A comunicação é uma atividade inerente ao próprio fazer científico, que se transformou ao longo dos séculos numa empreitada profissionalizada, envolvendo a publicação em veículos especializados de ideias, métodos e resultados relativos às ciências (Vickery, 2000). No entanto, cada vez mais essa comunicação tende a empregar uma linguagem por demais hermética, servindo primordialmente para uma troca entre os colegas pertencentes a campos específicos do conhecimento, fora do alcance de outros cientistas, para não dizer dos leigos, daqueles que têm, no mais das vezes e quando muito, um conhecimento de nível básico, proporcionado pelo ensino médio. Adicionalmente, verifica-se que muitos cientistas, até mesmo alguns de áreas voltadas para as humanidades, não escrevem bem. Para servir de ponte entre a comunicação científica e o grande público, surgiu o campo que é comumente denominado divulgação científica, também chamado na França de “vulgarização científica” (lá, sem nenhum sentido pejorativo que aqui possa eventualmente ter a palavra “vulgarização”).

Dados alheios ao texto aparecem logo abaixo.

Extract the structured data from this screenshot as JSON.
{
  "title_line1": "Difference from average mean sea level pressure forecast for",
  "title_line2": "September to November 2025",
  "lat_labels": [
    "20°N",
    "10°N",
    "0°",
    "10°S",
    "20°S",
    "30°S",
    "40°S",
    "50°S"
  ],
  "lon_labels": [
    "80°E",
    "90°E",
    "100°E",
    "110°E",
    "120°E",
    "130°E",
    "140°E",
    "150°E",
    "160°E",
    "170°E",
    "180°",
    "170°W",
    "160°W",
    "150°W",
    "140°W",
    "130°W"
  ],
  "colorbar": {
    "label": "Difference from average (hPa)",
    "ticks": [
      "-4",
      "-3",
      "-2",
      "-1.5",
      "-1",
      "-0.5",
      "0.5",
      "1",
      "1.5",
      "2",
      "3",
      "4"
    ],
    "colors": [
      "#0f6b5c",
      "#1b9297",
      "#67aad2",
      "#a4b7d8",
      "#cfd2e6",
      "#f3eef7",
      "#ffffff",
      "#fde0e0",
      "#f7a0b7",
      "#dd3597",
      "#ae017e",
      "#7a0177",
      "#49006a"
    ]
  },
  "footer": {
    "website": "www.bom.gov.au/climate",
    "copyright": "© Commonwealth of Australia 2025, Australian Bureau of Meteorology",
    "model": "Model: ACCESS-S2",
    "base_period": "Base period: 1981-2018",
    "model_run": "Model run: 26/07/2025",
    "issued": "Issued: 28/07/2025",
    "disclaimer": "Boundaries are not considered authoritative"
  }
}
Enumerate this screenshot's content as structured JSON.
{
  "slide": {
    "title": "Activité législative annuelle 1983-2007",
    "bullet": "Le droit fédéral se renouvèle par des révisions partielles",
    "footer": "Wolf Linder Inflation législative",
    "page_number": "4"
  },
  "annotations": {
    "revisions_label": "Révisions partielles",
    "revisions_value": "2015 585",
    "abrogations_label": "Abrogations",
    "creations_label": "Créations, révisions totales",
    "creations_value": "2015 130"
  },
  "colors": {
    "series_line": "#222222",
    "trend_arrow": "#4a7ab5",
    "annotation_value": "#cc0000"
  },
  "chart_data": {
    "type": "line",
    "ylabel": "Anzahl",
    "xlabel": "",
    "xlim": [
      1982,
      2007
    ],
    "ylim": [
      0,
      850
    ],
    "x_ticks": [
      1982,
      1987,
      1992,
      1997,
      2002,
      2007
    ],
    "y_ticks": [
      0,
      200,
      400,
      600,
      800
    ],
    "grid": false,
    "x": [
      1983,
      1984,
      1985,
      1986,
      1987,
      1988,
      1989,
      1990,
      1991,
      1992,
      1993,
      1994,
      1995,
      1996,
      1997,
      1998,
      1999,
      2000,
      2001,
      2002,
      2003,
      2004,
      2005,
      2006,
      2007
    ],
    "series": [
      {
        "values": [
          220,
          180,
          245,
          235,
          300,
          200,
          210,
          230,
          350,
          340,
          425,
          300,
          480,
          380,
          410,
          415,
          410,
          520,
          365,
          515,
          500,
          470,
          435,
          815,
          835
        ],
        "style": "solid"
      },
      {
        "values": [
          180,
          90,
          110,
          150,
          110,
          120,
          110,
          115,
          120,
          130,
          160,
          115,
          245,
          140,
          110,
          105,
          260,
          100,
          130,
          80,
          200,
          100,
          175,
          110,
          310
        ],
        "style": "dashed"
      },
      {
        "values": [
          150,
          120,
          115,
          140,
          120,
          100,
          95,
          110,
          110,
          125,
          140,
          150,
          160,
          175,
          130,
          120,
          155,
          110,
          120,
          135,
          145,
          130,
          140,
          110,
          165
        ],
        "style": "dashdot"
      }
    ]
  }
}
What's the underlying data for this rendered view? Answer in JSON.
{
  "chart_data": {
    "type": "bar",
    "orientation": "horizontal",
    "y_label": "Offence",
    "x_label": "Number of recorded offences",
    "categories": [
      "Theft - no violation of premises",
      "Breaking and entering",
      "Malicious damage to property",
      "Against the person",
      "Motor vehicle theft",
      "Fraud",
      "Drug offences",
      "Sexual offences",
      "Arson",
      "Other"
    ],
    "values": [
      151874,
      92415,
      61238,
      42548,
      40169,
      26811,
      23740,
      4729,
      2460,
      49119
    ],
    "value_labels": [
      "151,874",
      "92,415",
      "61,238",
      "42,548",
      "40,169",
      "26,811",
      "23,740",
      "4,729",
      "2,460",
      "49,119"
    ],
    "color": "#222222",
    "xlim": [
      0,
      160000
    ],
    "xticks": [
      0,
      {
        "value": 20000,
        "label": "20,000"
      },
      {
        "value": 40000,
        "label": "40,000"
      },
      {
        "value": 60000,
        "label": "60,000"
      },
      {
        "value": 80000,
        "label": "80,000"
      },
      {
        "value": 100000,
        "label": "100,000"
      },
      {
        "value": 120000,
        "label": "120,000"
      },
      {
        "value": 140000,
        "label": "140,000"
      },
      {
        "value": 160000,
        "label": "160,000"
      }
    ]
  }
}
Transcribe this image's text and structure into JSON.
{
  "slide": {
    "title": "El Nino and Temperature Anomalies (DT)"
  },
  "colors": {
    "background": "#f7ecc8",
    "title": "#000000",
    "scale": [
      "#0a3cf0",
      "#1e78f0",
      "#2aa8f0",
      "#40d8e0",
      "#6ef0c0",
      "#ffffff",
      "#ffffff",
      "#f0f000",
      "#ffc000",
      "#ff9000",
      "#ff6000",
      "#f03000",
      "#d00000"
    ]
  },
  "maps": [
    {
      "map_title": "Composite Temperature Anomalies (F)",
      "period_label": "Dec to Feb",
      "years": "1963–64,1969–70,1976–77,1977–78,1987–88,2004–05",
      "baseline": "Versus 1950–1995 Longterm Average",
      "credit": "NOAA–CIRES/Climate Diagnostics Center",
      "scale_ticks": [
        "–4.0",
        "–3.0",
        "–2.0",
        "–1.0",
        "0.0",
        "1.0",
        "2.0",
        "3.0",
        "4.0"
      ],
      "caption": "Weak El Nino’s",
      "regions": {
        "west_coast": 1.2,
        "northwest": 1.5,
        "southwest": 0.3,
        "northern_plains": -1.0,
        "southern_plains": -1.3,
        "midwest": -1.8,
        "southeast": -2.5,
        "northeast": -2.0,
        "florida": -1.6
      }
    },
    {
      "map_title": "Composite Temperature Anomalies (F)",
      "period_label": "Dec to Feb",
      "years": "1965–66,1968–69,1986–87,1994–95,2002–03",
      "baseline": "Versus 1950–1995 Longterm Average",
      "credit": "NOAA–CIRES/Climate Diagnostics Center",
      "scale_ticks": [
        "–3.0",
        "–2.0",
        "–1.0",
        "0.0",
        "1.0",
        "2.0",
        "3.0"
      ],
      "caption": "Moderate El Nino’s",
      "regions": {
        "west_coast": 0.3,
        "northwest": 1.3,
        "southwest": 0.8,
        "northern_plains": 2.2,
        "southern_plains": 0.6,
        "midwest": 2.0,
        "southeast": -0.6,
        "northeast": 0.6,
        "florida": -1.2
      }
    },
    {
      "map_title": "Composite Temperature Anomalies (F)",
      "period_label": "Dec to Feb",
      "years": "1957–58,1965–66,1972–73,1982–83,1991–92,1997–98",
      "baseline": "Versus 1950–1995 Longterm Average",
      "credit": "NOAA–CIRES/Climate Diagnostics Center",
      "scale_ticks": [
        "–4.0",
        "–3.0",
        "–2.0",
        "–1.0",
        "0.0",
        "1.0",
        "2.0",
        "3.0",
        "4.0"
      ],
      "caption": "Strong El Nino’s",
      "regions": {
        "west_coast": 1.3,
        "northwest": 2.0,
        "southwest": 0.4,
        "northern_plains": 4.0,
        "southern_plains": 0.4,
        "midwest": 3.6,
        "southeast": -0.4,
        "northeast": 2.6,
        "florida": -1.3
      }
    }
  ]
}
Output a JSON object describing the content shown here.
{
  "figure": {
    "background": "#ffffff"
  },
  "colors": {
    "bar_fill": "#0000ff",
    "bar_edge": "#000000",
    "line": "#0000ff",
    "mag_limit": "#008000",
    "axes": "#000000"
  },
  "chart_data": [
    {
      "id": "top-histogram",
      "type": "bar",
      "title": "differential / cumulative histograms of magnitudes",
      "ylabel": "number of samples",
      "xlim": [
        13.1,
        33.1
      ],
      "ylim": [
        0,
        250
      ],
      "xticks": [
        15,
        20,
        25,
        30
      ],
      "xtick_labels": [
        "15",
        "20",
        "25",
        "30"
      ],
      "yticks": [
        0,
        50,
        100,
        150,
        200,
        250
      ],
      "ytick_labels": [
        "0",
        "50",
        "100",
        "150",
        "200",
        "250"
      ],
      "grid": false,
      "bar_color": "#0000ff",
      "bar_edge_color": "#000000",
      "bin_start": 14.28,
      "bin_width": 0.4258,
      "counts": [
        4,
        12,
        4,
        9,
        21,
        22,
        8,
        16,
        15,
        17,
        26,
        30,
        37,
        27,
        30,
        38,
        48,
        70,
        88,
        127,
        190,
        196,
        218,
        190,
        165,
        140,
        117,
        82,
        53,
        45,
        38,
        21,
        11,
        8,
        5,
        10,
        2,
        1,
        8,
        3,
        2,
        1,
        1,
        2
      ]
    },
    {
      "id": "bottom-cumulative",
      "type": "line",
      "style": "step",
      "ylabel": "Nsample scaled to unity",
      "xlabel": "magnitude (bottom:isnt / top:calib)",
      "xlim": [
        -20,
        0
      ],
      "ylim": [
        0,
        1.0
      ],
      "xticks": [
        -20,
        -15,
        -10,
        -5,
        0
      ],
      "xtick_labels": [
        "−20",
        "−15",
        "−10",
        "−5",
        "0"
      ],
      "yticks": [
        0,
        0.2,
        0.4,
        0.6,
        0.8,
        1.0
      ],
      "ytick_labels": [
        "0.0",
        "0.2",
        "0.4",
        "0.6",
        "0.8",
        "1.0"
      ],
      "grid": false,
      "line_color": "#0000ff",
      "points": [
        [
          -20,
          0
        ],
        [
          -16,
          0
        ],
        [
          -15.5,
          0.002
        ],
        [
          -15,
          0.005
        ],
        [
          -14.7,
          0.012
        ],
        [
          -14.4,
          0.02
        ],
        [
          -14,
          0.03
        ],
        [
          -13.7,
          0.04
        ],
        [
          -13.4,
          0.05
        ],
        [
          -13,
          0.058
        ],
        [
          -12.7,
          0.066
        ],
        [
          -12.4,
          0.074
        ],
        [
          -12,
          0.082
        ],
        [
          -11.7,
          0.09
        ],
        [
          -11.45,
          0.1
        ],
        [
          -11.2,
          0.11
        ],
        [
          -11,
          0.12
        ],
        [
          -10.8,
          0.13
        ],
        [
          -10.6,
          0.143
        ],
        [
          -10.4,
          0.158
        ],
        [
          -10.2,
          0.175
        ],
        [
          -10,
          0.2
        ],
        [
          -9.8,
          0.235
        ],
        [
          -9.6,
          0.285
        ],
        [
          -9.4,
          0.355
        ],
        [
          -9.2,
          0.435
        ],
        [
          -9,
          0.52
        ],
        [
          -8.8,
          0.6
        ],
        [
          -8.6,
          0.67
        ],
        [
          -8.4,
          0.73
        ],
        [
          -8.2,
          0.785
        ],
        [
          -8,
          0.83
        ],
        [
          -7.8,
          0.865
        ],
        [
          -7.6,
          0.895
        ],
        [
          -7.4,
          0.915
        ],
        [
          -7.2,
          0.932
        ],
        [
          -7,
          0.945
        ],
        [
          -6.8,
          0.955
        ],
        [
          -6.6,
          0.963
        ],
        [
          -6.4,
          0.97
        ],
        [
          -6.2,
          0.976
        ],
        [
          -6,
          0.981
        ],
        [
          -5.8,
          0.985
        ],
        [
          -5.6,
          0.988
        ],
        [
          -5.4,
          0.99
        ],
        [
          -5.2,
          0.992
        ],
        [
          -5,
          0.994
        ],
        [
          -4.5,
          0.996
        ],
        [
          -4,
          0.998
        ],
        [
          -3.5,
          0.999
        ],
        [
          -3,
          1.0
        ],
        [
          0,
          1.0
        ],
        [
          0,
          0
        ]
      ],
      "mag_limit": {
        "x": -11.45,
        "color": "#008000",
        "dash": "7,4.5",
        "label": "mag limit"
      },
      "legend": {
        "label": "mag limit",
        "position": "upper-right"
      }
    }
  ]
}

Na divulgação científica encontramos amiúde escritores com formação em jornalismo e que enfrentam o desafio de transpor a ciência para uma linguagem mais abrangente (Sánchez, 2003; Massarani, Turney, Moreira, 2005). Se esse esforço costuma vir envolto numa roupagem literariamente atraente, por outro lado o jornalismo científico corre o risco, como se verifica tão frequentemente, de perder o rigor das ideias originais, e até mesmo falsear a pretendida tradução do erudito para o popular (Tognolli, 2003). Alguns jornais diários brasileiros, por exemplo, mantêm uma seção de ciência, com resultados nem sempre à altura do propósito da divulgação. Temos ainda o hábito, infelizmente bastante difundido, de pautar o conteúdo dessas notícias na mídia pela publicação de artigos vindos do exterior, como os dos periódicosNature e Science, em vez de matérias a resultar de trabalhos próprios do jornalismo local (Barata, 2010). Naturalmente, há exceções de bons jornalistas dedicados à divulgação científica que desenvolveram uma tradição respeitável, e há mesmo o caso excepcional de bons cientistas que se tornaram profissionais do jornalismo de divulgação científica – e para citar um nome conhecido, tivemos entre nós nesse perfil a figura pioneira de José Reis.
Embora também raro, é possível que um cientista, mesmo sem ser jornalista, tenha a preocupação de bem escrever, para que um tema fascinante do ponto de vista científico não se torne árido e possa então atingir um público maior. Um subproduto interessante desse empreendimento da redação clara é quando um texto de divulgação impacta uma pessoa que futuramente se tornará um cientista importante – como aconteceu com James Watson, para quem a leitura de O que é vida?, do físico e pensador Erwin Schrödinger, foi fundamental em sua decisão de estudar a estrutura molecular dos genes.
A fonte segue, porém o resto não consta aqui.